Just as water flows downhill, so do the profits of multinational corporations travel toward the countries with the lowest tax rates. That's a fact of life in an era of global markets and businesses; there will always be countries that set unusually low corporate tax rates in the hope of attracting investment and economic growth. The challenge for the rest of the world's nations is to make sure corporations follow the rules designed to distinguish legitimate tax minimization from illegal tax evasion. The European Commission took a welcome step in that direction last week when it announced an investigation into how three of its members treated Apple, Starbucks and Fiat. Yet the EU's probe won't touch some of the most controversial profit-shifting techniques, highlighting the need for a global crackdown on corporate shell games.
Each European Union country applies its corporate income tax only to the revenue a business makes within its borders. A multinational based in Germany, for example, would pay German taxes on its headquarters' profits, but its French subsidiary's profits would be taxed in France.
Things get tricky, though, when multinationals shift assets from one country to another in search of lower tax rates.

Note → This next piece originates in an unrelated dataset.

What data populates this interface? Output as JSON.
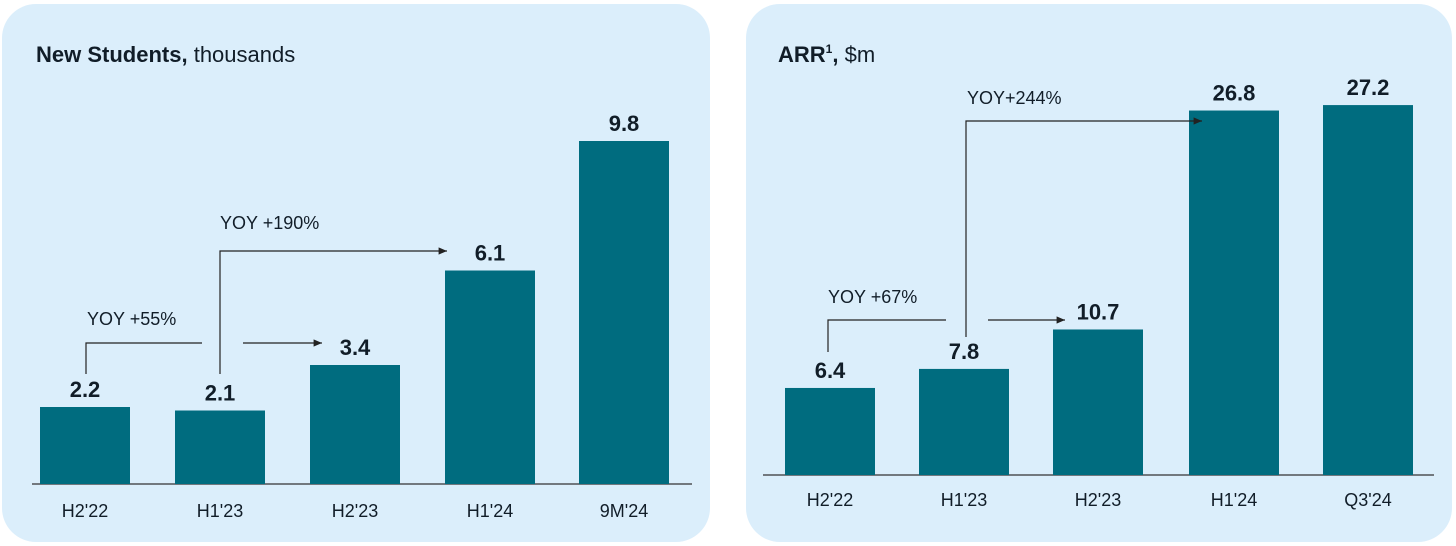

If there were no rules governing such maneuvers, a manufacturer in France could transfer its products — not physically, just on paper — to an Irish subsidiary at an artificially low price that just covers its costs. It could then record sales of those products on the Irish company's books, shifting the profits from its French ledgers (tax rate: 33%) to its Irish ones (tax rate: 12.5%). To stop such accounting legerdemain, numerous countries require multinationals to assign a fair price to their internal asset transfers.
The European Commission's investigation will examine whether Ireland, the Netherlands and Luxembourg allowed Apple, Starbucks and Fiat, respectively, to transfer assets at artificial prices in order to cut their tax bills, amounting to an impermissible state subsidy. Fiat and Apple have denied any impropriety, and Starbucks has said it is moving its European headquarters out of the Netherlands. The decisions by the targeted countries, however, are at least as much a focus for investigators as actions by the three companies. If tax officials contorted the transfer pricing rules to attract or keep the companies' business, they did more than reduce the tax revenue collected by other EU states. They put their fingers on the scales of competition and distorted the markets for the companies' goods.
Sadly, the commission's probe will ignore some of the most notorious techniques used by multinationals to launder profits between subsidiaries in tax havens, such as the "Double Irish" and "Dutch sandwich" maneuvers Google and other tech-centric companies have used to shield foreign earnings even from Ireland's low tax rate. Such dodges are legal, if unseemly, efforts to stuff global earnings into the gaps left by different countries' tax laws. The more markets become global, and the more companies derive their income from assets that can move easily from country to country, the more widespread these practices will be.
The United States taxes the profits that American corporations make through their foreign subsidiaries as soon as they bring the money back into this country, theoretically eliminating the incentive for transfer-pricing and tax-haven chicanery. But the U.S. system encourages multinationals to move their headquarters offshore or to reinvest profits overseas instead of expanding here, which are problems in their own right. And it does not discourage companies from playing shell games with the income earned by foreign subsidiaries. According to one study, U.S. multinationals attributed nearly 60% of the income these subsidiaries earned to 16 tax havens where they had little sales, employment or other business activity.